De retour à la vie civile en 1927, il peint et il expose. Il épouse Germaine Fauchon Villeplée (1905-1988). Ils partent en voyage de noces sur le Rose-Marine pour une croisière en mer d'Irlande. Marin-Marie travaille aussi dans l'affaire de son beau-père, à Ivry. Il fera la connaissance de son compatriote Alain Gerbault sur les pontons de Granville et voue une réelle admiration à Joshua Slocum.
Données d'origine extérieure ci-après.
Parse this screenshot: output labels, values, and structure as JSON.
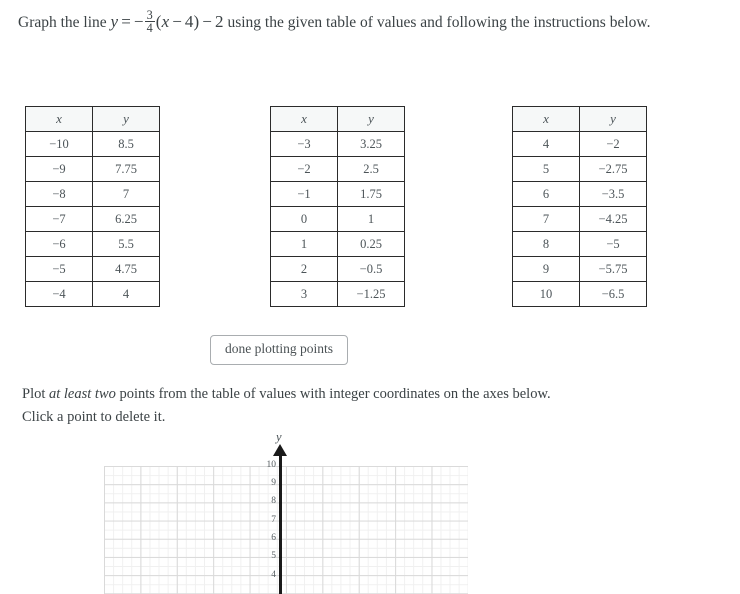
{
  "prompt": {
    "lead": "Graph the line",
    "equation": {
      "lhs": "y",
      "equals": "=",
      "minus": "−",
      "frac_num": "3",
      "frac_den": "4",
      "paren_open": "(",
      "var": "x",
      "inner_minus": "−",
      "inner_num": "4",
      "paren_close": ")",
      "tail_minus": "−",
      "tail_num": "2",
      "plain": "y = −3/4(x − 4) − 2"
    },
    "tail": "using the given table of values and following the instructions below."
  },
  "tables": [
    {
      "id": "table-1",
      "headers": [
        "x",
        "y"
      ],
      "rows": [
        [
          "−10",
          "8.5"
        ],
        [
          "−9",
          "7.75"
        ],
        [
          "−8",
          "7"
        ],
        [
          "−7",
          "6.25"
        ],
        [
          "−6",
          "5.5"
        ],
        [
          "−5",
          "4.75"
        ],
        [
          "−4",
          "4"
        ]
      ]
    },
    {
      "id": "table-2",
      "headers": [
        "x",
        "y"
      ],
      "rows": [
        [
          "−3",
          "3.25"
        ],
        [
          "−2",
          "2.5"
        ],
        [
          "−1",
          "1.75"
        ],
        [
          "0",
          "1"
        ],
        [
          "1",
          "0.25"
        ],
        [
          "2",
          "−0.5"
        ],
        [
          "3",
          "−1.25"
        ]
      ]
    },
    {
      "id": "table-3",
      "headers": [
        "x",
        "y"
      ],
      "rows": [
        [
          "4",
          "−2"
        ],
        [
          "5",
          "−2.75"
        ],
        [
          "6",
          "−3.5"
        ],
        [
          "7",
          "−4.25"
        ],
        [
          "8",
          "−5"
        ],
        [
          "9",
          "−5.75"
        ],
        [
          "10",
          "−6.5"
        ]
      ]
    }
  ],
  "done_button": {
    "label": "done plotting points"
  },
  "instructions": {
    "part1": "Plot ",
    "emphasis": "at least two",
    "part2": " points from the table of values with integer coordinates on the axes below. Click a point to delete it."
  },
  "graph": {
    "axis_label_y": "y",
    "y_ticks": [
      "10",
      "9",
      "8",
      "7",
      "6",
      "5",
      "4"
    ],
    "grid_color": "#d9d9d9",
    "axis_color": "#1a1a1a",
    "plotted_points": []
  }
}
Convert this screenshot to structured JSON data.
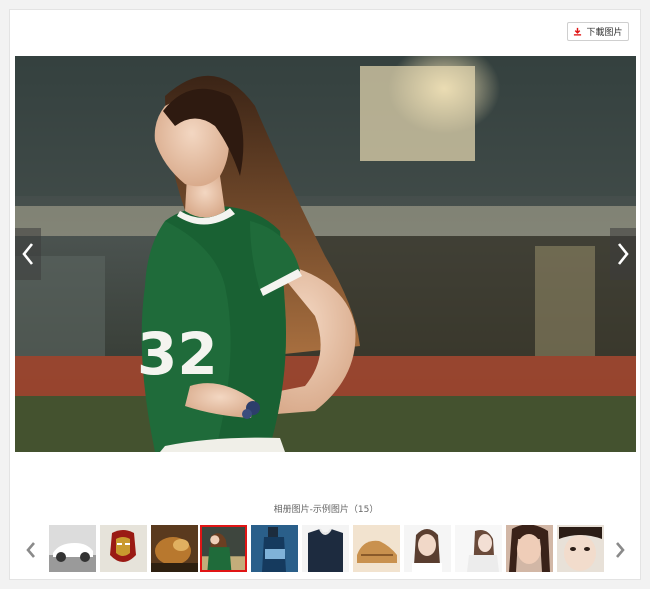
{
  "toolbar": {
    "download_label": "下載图片",
    "download_icon": "download-icon",
    "accent_color": "#e01515"
  },
  "viewer": {
    "caption": "相册图片-示例图片（15）",
    "jersey_number": "32",
    "prev_icon": "chevron-left-icon",
    "next_icon": "chevron-right-icon"
  },
  "thumbnails": {
    "count_visible": 11,
    "selected_index": 3,
    "items": [
      {
        "subject": "white-car"
      },
      {
        "subject": "iron-man"
      },
      {
        "subject": "animal"
      },
      {
        "subject": "woman-green-shirt"
      },
      {
        "subject": "bottle"
      },
      {
        "subject": "dark-clothing"
      },
      {
        "subject": "shoes"
      },
      {
        "subject": "woman-portrait"
      },
      {
        "subject": "woman-white"
      },
      {
        "subject": "woman-face"
      },
      {
        "subject": "woman-closeup"
      }
    ]
  }
}
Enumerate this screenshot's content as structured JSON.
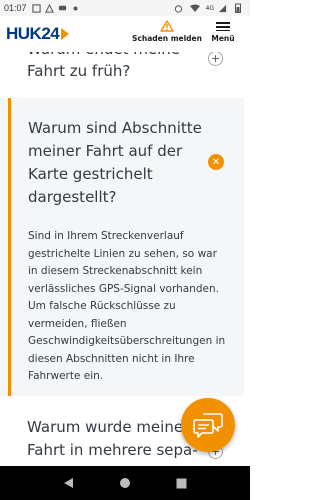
{
  "status_bar": {
    "time": "01:07",
    "network": "4G"
  },
  "header": {
    "logo_text": "HUK24",
    "report_label": "Schaden melden",
    "menu_label": "Menü"
  },
  "faq": {
    "previous_question": "Warum endet meine Fahrt zu früh?",
    "open_question": "Warum sind Abschnitte meiner Fahrt auf der Karte gestrichelt darge­stellt?",
    "open_answer": "Sind in Ihrem Streckenverlauf gestrichelte Linien zu sehen, so war in diesem Streckenabschnitt kein verlässliches GPS-Signal vorhanden. Um falsche Rückschlüsse zu vermeiden, fließen Geschwindigkeitsüberschreitungen in diesen Abschnitten nicht in Ihre Fahrwerte ein.",
    "next_question": "Warum wurde meine Fahrt in mehrere sepa- rate Fahrten aufgeteilt?"
  },
  "icons": {
    "warning": "warning-triangle-icon",
    "menu": "hamburger-icon",
    "expand": "plus-icon",
    "collapse": "close-icon",
    "chat": "chat-bubbles-icon"
  },
  "colors": {
    "brand_blue": "#003781",
    "accent_orange": "#f29100",
    "text": "#333a42",
    "panel_bg": "#f5f6f7"
  }
}
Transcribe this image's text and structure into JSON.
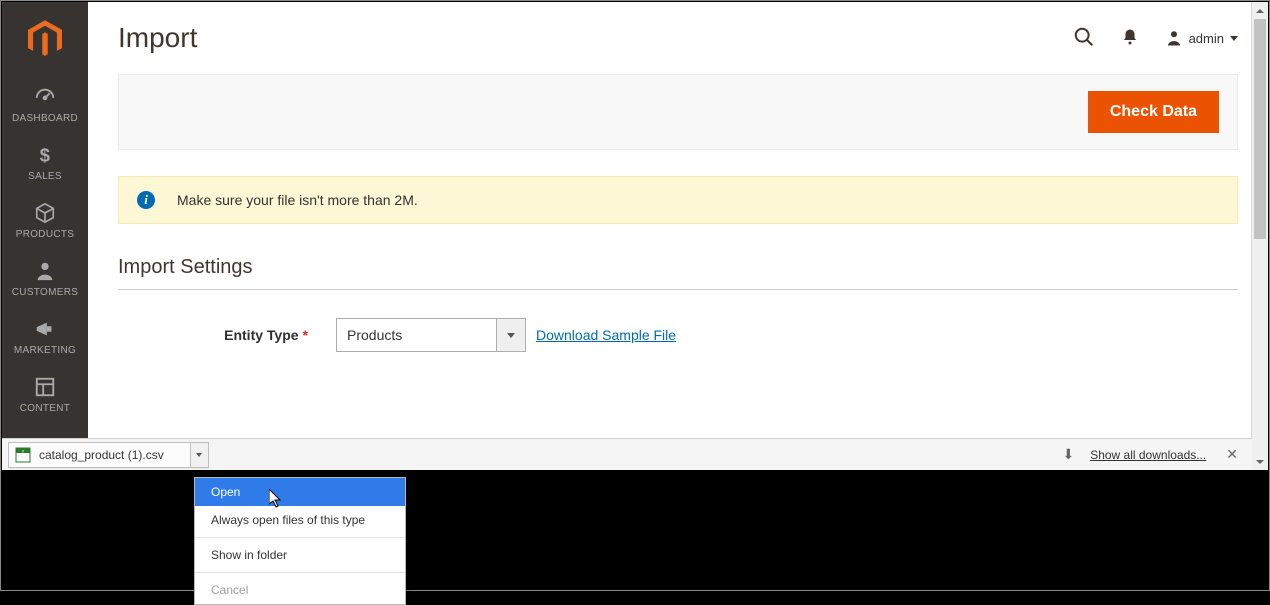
{
  "header": {
    "title": "Import",
    "user": "admin"
  },
  "actions": {
    "check_data": "Check Data"
  },
  "alert": {
    "message": "Make sure your file isn't more than 2M."
  },
  "section": {
    "title": "Import Settings"
  },
  "form": {
    "entity_type_label": "Entity Type",
    "entity_type_value": "Products",
    "download_sample": "Download Sample File"
  },
  "sidebar": {
    "items": [
      {
        "label": "DASHBOARD"
      },
      {
        "label": "SALES"
      },
      {
        "label": "PRODUCTS"
      },
      {
        "label": "CUSTOMERS"
      },
      {
        "label": "MARKETING"
      },
      {
        "label": "CONTENT"
      }
    ]
  },
  "downloads": {
    "file": "catalog_product (1).csv",
    "show_all": "Show all downloads..."
  },
  "context_menu": {
    "open": "Open",
    "always": "Always open files of this type",
    "show": "Show in folder",
    "cancel": "Cancel"
  }
}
L'homme de la mer et l'ingénieur

Marin-Marie est passionné par le nautisme, les régates, et la navigation solitaire. Il effectue la traversée de l'Atlantique sur Winibelle II en mai 1933, au départ de Douarnenez où il fait l'essai des trinquettes jumelles pour naviguer sans barrer vers Madère, la Martinique, et New York où il arrive le 17 août 1933. Il est le deuxième Français, après Alain Gerbault, autre natif de la Mayenne, à traverser l’Atlantique à la voile en solitaire.

Il supervise la construction de la vedette à moteur L'Arielle. En juin 1936, au Havre, au côté de Normandie, il réunit le « plus petit et le plus grand transatlantique du monde ». La vedette est ensuite embarquée à bord de Champlain. Marin Marie effectue la performance de la traversée de l'Atlantique en 19 jours à partir de New York sur la vedette à moteur diesel. Il est un des rares français à obtenir la Blue Water Medal (en) pour cette traversée en solitaire.

Ces passions se conjuguent avec sa vie de peintre, d'inventeur, de créateur en esthétique industrielle et navale. Consultant pour la Compagnie générale transatlantique, qui a mis en chantier à Saint-Nazaire le T6, futur Normandie, il en redessinera notamment les cheminées, au profilage aérodynamique très caractéristique et en fera ajouter une troisième, factice et contenant uniquement le chenil, pour équilibrer la silhouette de ce paquebot qui fut le chef-d'œuvre absolu de la construction navale.

Marin-Marie participe aussi à de nombreuses expositions dans des galeries.

Il partage son temps entre Paris, Saint-Hilaire-du-Harcouët, Fougerolles-du-Plessis et Chausey, où il revient toujours. Après la Seconde Guerre mondiale, il fera venir M. Gérouard, un natif de Fougerolles-du-Plessis comme lui, pour exploiter la ferme de l'île.

Il est nommé peintre officiel de la Marine en 1935.

Mobilisé comme officier de réserve interprète et du chiffre (ORIC), il est embarqué en 1940 sur le cuirassé Strasbourg et témoin de la destruction d'une partie de la flotte française par les Britanniques à Mers el-Kébir. Il est décoré de la croix de guerre à l'ordre de la division le 22 juillet 1940. Deux mois plus tard, à bord du contre-torpilleur Le Fantasque, il assiste à la tentative britannico-française de débarquement de Dakar.